The company's US-based arm, Glenmark Generics Inc, has got final approval for its abbreviated new drug application (ANDA) for Norethindrone and Ethinyl Estradiol, USP 0.4 mg/0.035 mg tablets, from the United States Food and Drug Administration, Glenmark Pharmaceuticals said in a filing to the Bombay Stock Exchange.

The combination of Norethindrone and Ethinyl Estradiol, a generic version of the Ovcon 35 tablets of Warner Chilcott, Inc, will be marketed under the trade name Briellyn and distribution is expected to start immediately, the company added.

According to IMS Health, for the 12-month period ending December, 2010, this combination achieved sales of USD 30 million.

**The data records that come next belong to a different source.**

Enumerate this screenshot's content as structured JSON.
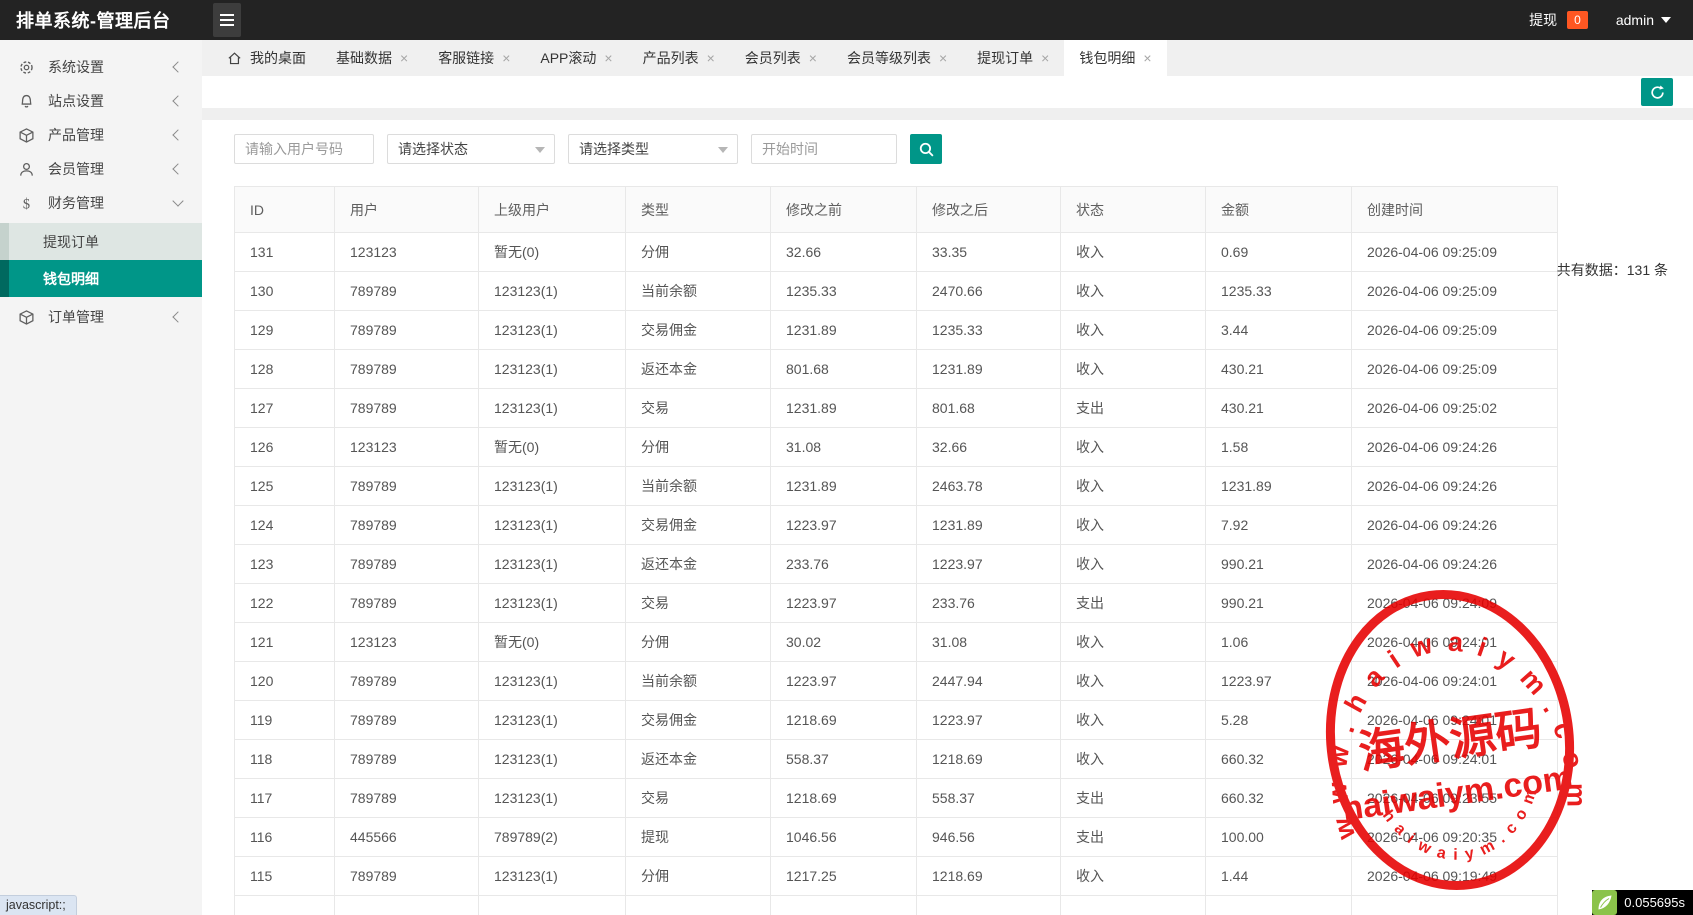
{
  "header": {
    "title": "排单系统-管理后台",
    "withdraw_label": "提现",
    "withdraw_count": "0",
    "username": "admin"
  },
  "sidebar": {
    "items": [
      {
        "key": "system-settings",
        "label": "系统设置",
        "icon": "gear-icon",
        "state": "collapsed"
      },
      {
        "key": "site-settings",
        "label": "站点设置",
        "icon": "bell-icon",
        "state": "collapsed"
      },
      {
        "key": "product-management",
        "label": "产品管理",
        "icon": "cube-icon",
        "state": "collapsed"
      },
      {
        "key": "member-management",
        "label": "会员管理",
        "icon": "user-icon",
        "state": "collapsed"
      },
      {
        "key": "finance-management",
        "label": "财务管理",
        "icon": "dollar-icon",
        "state": "expanded",
        "children": [
          {
            "key": "withdraw-orders",
            "label": "提现订单",
            "active": false
          },
          {
            "key": "wallet-details",
            "label": "钱包明细",
            "active": true
          }
        ]
      },
      {
        "key": "order-management",
        "label": "订单管理",
        "icon": "cube-icon",
        "state": "collapsed"
      }
    ]
  },
  "tabs": [
    {
      "key": "my-desktop",
      "label": "我的桌面",
      "closable": false,
      "active": false,
      "icon": "home-icon"
    },
    {
      "key": "basic-data",
      "label": "基础数据",
      "closable": true,
      "active": false
    },
    {
      "key": "service-links",
      "label": "客服链接",
      "closable": true,
      "active": false
    },
    {
      "key": "app-scroll",
      "label": "APP滚动",
      "closable": true,
      "active": false
    },
    {
      "key": "product-list",
      "label": "产品列表",
      "closable": true,
      "active": false
    },
    {
      "key": "member-list",
      "label": "会员列表",
      "closable": true,
      "active": false
    },
    {
      "key": "member-level-list",
      "label": "会员等级列表",
      "closable": true,
      "active": false
    },
    {
      "key": "withdraw-orders",
      "label": "提现订单",
      "closable": true,
      "active": false
    },
    {
      "key": "wallet-details",
      "label": "钱包明细",
      "closable": true,
      "active": true
    }
  ],
  "filters": {
    "user_placeholder": "请输入用户号码",
    "status_value": "请选择状态",
    "type_value": "请选择类型",
    "start_time_placeholder": "开始时间",
    "total_text": "共有数据：131 条"
  },
  "table": {
    "columns": [
      "ID",
      "用户",
      "上级用户",
      "类型",
      "修改之前",
      "修改之后",
      "状态",
      "金额",
      "创建时间"
    ],
    "rows": [
      [
        "131",
        "123123",
        "暂无(0)",
        "分佣",
        "32.66",
        "33.35",
        "收入",
        "0.69",
        "2026-04-06 09:25:09"
      ],
      [
        "130",
        "789789",
        "123123(1)",
        "当前余额",
        "1235.33",
        "2470.66",
        "收入",
        "1235.33",
        "2026-04-06 09:25:09"
      ],
      [
        "129",
        "789789",
        "123123(1)",
        "交易佣金",
        "1231.89",
        "1235.33",
        "收入",
        "3.44",
        "2026-04-06 09:25:09"
      ],
      [
        "128",
        "789789",
        "123123(1)",
        "返还本金",
        "801.68",
        "1231.89",
        "收入",
        "430.21",
        "2026-04-06 09:25:09"
      ],
      [
        "127",
        "789789",
        "123123(1)",
        "交易",
        "1231.89",
        "801.68",
        "支出",
        "430.21",
        "2026-04-06 09:25:02"
      ],
      [
        "126",
        "123123",
        "暂无(0)",
        "分佣",
        "31.08",
        "32.66",
        "收入",
        "1.58",
        "2026-04-06 09:24:26"
      ],
      [
        "125",
        "789789",
        "123123(1)",
        "当前余额",
        "1231.89",
        "2463.78",
        "收入",
        "1231.89",
        "2026-04-06 09:24:26"
      ],
      [
        "124",
        "789789",
        "123123(1)",
        "交易佣金",
        "1223.97",
        "1231.89",
        "收入",
        "7.92",
        "2026-04-06 09:24:26"
      ],
      [
        "123",
        "789789",
        "123123(1)",
        "返还本金",
        "233.76",
        "1223.97",
        "收入",
        "990.21",
        "2026-04-06 09:24:26"
      ],
      [
        "122",
        "789789",
        "123123(1)",
        "交易",
        "1223.97",
        "233.76",
        "支出",
        "990.21",
        "2026-04-06 09:24:09"
      ],
      [
        "121",
        "123123",
        "暂无(0)",
        "分佣",
        "30.02",
        "31.08",
        "收入",
        "1.06",
        "2026-04-06 09:24:01"
      ],
      [
        "120",
        "789789",
        "123123(1)",
        "当前余额",
        "1223.97",
        "2447.94",
        "收入",
        "1223.97",
        "2026-04-06 09:24:01"
      ],
      [
        "119",
        "789789",
        "123123(1)",
        "交易佣金",
        "1218.69",
        "1223.97",
        "收入",
        "5.28",
        "2026-04-06 09:24:01"
      ],
      [
        "118",
        "789789",
        "123123(1)",
        "返还本金",
        "558.37",
        "1218.69",
        "收入",
        "660.32",
        "2026-04-06 09:24:01"
      ],
      [
        "117",
        "789789",
        "123123(1)",
        "交易",
        "1218.69",
        "558.37",
        "支出",
        "660.32",
        "2026-04-06 09:23:55"
      ],
      [
        "116",
        "445566",
        "789789(2)",
        "提现",
        "1046.56",
        "946.56",
        "支出",
        "100.00",
        "2026-04-06 09:20:35"
      ],
      [
        "115",
        "789789",
        "123123(1)",
        "分佣",
        "1217.25",
        "1218.69",
        "收入",
        "1.44",
        "2026-04-06 09:19:49"
      ]
    ]
  },
  "watermark": {
    "arc_text": "w w w . h a i w a i y m . c o m",
    "center_text": "海外源码",
    "line_text": "haiwaiym.com",
    "bottom_arc_text": "h a i w a i y m . c o m",
    "color": "#e60000"
  },
  "statusbar": {
    "text": "javascript:;"
  },
  "trace": {
    "time": "0.055695s"
  },
  "colors": {
    "accent": "#009688",
    "accent_dark": "#00695f",
    "badge": "#ff5722",
    "header_bg": "#232323",
    "stamp_red": "#e60000",
    "trace_green": "#8bc34a"
  }
}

According to the company, Briellyn provides a continuous 28-day regimen for oral contraception derived from 21 tablets composed of Norethindrone and Ethinyl Estradiol.
Glenmark remains the only Indian company to be granted ANDA approval for an oral contraceptive product and today's approval marks their fourth female hormonal product authorised for distribution by the USFDA, it said.

According to IMS Health, total market sales of Glenmark's current hormonal product line is nearly USD 141 million for the 12-month period ending December, 2010.

Shares of Glenmark Pharma were being quoted at 278.25 on the Bombay Stock Exchange in late afternoon trade today, up 2.43 per cent from their previous close.